Superselective embolisation for GIB is one of the important factors related to complications. In particular, LGIB requires superselective embolisation because collateral circulation is less plentiful than in the upper gastrointestinal tract; thus, ischaemic complications are more likely to occur [26]. In previous studies, superselective embolisation involving three or fewer feeding arteries for LGIB was reported to be relatively tolerable with silent or self-limiting complications [9,10,11]. This is in line with our findings that the major complication rate was significantly lower in the superselective embolisation group (OR, 0.087; p < 0.001).

The major complication rate of TAE with NBCA was 11.3%, which was significantly lower than in the other embolic agent groups (OR, 0.272; p = 0.007). Possible explanations comprise the following: (i) the viscosity and speed of polymerisation of NBCA prevented the agent from traveling too distally into the capillary bed, and the circulation to the post-embolic tissue can be preserved by collateral channels in the intramural microcirculation [26]. (ii) NBCA prevented non-target embolisation because it was easier to control under fluoroscopy monitoring than gelfoam sponge or microcoils. (iii) As mentioned above, TAE with NBCA was performed superselectively in a majority of cases (67 of 80 patients).

Overall in-hospital mortality rate after TAE was 24.2% in our study and was similar to that reported in previous studies (9–27%) [3, 5, 18, 24, 32]. Many factors are known to affect mortality after TAE. One of the most important factors is recurrent bleeding [3, 5, 36, 37]. Dempsey et al reported that the mortality rate decreased by 50% when there was no evidence of recurrent bleeding [37]. In our study, the mortality rate was 41.9% in patients with recurrent bleeding (13 of 31 patients), which was significantly higher than the mortality rate in patients without recurrent bleeding (OR, 3.229; p = 0.01).
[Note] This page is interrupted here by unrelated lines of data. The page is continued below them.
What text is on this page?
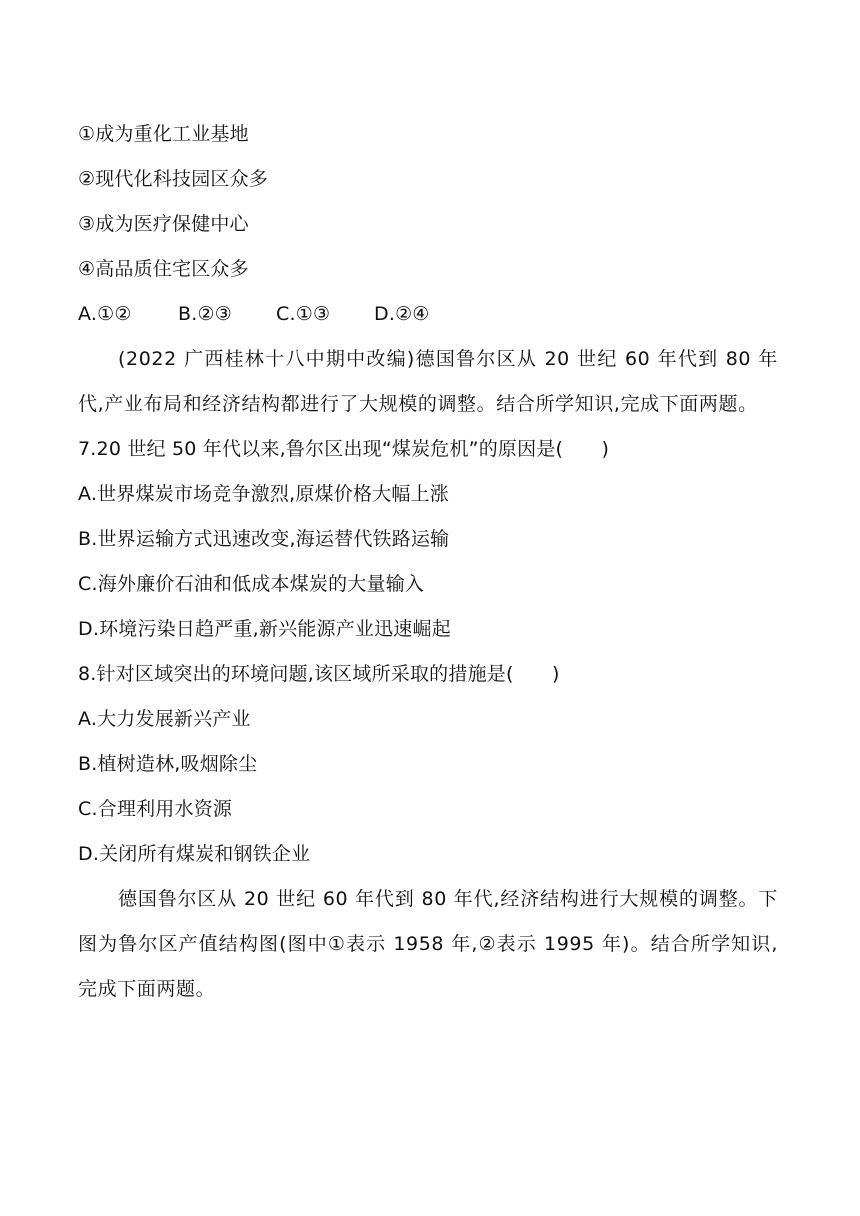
①成为重化工业基地
②现代化科技园区众多
③成为医疗保健中心
④高品质住宅区众多
A.①② B.②③ C.①③ D.②④

(2022 广西桂林十八中期中改编)德国鲁尔区从 20 世纪 60 年代到 80 年代,产业布局和经济结构都进行了大规模的调整。结合所学知识,完成下面两题。

7.20 世纪 50 年代以来,鲁尔区出现“煤炭危机”的原因是(　　)
A.世界煤炭市场竞争激烈,原煤价格大幅上涨
B.世界运输方式迅速改变,海运替代铁路运输
C.海外廉价石油和低成本煤炭的大量输入
D.环境污染日趋严重,新兴能源产业迅速崛起
8.针对区域突出的环境问题,该区域所采取的措施是(　　)
A.大力发展新兴产业
B.植树造林,吸烟除尘
C.合理利用水资源
D.关闭所有煤炭和钢铁企业

德国鲁尔区从 20 世纪 60 年代到 80 年代,经济结构进行大规模的调整。下图为鲁尔区产值结构图(图中①表示 1958 年,②表示 1995 年)。结合所学知识,完成下面两题。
In addition, superselective embolisation was a significant prognostic factor of not only in-hospital mortality (OR, 0.319; p = 0.006) but also recurrent bleeding.
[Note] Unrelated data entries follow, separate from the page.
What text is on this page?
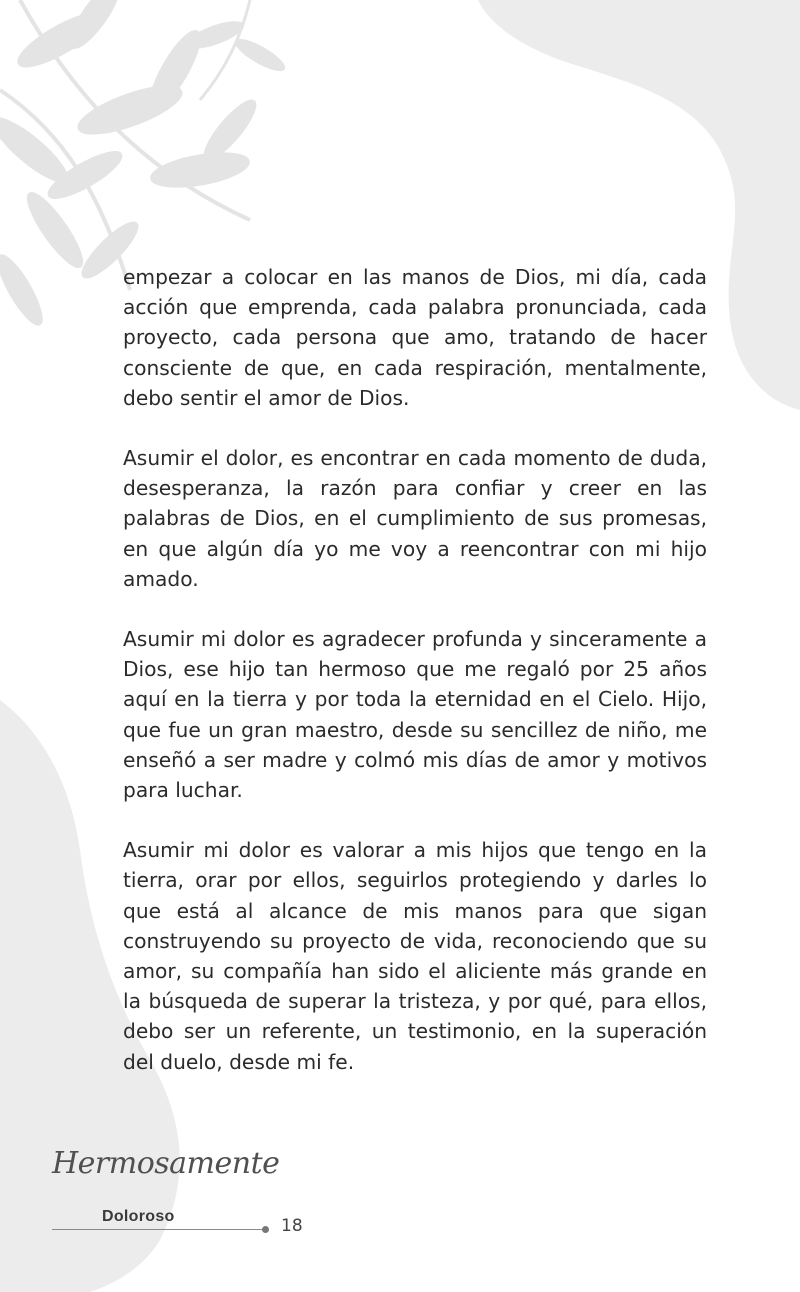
empezar a colocar en las manos de Dios, mi día, cada acción que emprenda, cada palabra pronunciada, cada proyecto, cada persona que amo, tratando de hacer consciente de que, en cada respiración, mentalmente, debo sentir el amor de Dios.

Asumir el dolor, es encontrar en cada momento de duda, desesperanza, la razón para confiar y creer en las palabras de Dios, en el cumplimiento de sus promesas, en que algún día yo me voy a reencontrar con mi hijo amado.

Asumir mi dolor es agradecer profunda y sinceramente a Dios, ese hijo tan hermoso que me regaló por 25 años aquí en la tierra y por toda la eternidad en el Cielo. Hijo, que fue un gran maestro, desde su sencillez de niño, me enseñó a ser madre y colmó mis días de amor y motivos para luchar.

Asumir mi dolor es valorar a mis hijos que tengo en la tierra, orar por ellos, seguirlos protegiendo y darles lo que está al alcance de mis manos para que sigan construyendo su proyecto de vida, reconociendo que su amor, su compañía han sido el aliciente más grande en la búsqueda de superar la tristeza, y por qué, para ellos, debo ser un referente, un testimonio, en la superación del duelo, desde mi fe.

Hermosamente
Doloroso	18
Haemodynamic instability, low haemoglobin levels, blood transfusions, and inotropic use are associated with recurrent bleeding, which results in increased in-hospital mortality [5, 36, 38, 39]. Defreyne et al reported that survival was inversely correlated with pre-embolisation clinical parameters, such as shock therapy, blood transfusion, and decrease in haemoglobin concentration [5]. Our results also indicated that the presence of haemodynamic instability was a significant prognostic factor for in-hospital mortality (OR, 10.971; p = 0.022). Other prognostic factors were recent surgery (OR, 2.670; p = 0.045) and underlying malignancy (OR, 10.222; p = 0.006), which support other studies [3, 5, 24, 36].
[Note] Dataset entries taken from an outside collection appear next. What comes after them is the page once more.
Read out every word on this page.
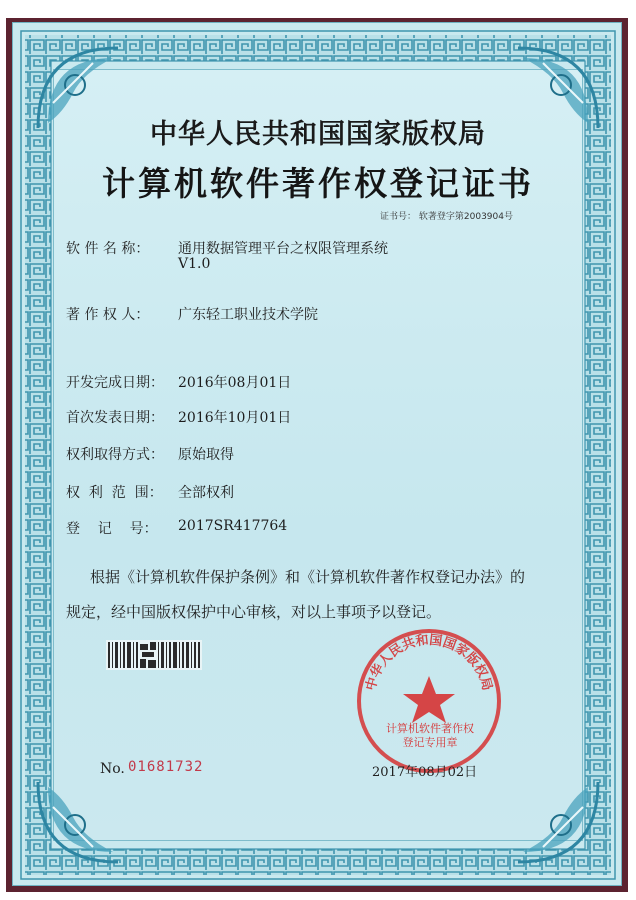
中华人民共和国国家版权局
计算机软件著作权登记证书
证书号： 软著登字第2003904号
软 件 名 称： 通用数据管理平台之权限管理系统
V1.0
著 作 权 人： 广东轻工职业技术学院
开发完成日期： 2016年08月01日
首次发表日期： 2016年10月01日
权利取得方式： 原始取得
权  利  范  围： 全部权利
登    记    号： 2017SR417764
根据《计算机软件保护条例》和《计算机软件著作权登记办法》的
规定，经中国版权保护中心审核，对以上事项予以登记。
中华人民共和国国家版权局
计算机软件著作权
登记专用章
No. 01681732	2017年08月02日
The current study has a few limitations. First, this study has a retrospective design. Second, the embolic agent was not randomly chosen. Further study is warranted to compare outcomes based on randomised selection of embolic materials. Third, colonoscopy or CT scan was not performed in all patients after TAE, and some ischaemic complications without clinical symptoms may have been missed. However, complications without clinical symptoms are classified as a minor complication and are considered to have no effect on clinical outcomes of the patients.

In conclusion, TAE is a safe and effective treatment modality for LGIB. In addition, NBCA potentially could be a preferred embolic material. Moreover, whenever possible, superselective embolisation should be used to avoid major complications and reduce recurrent bleeding.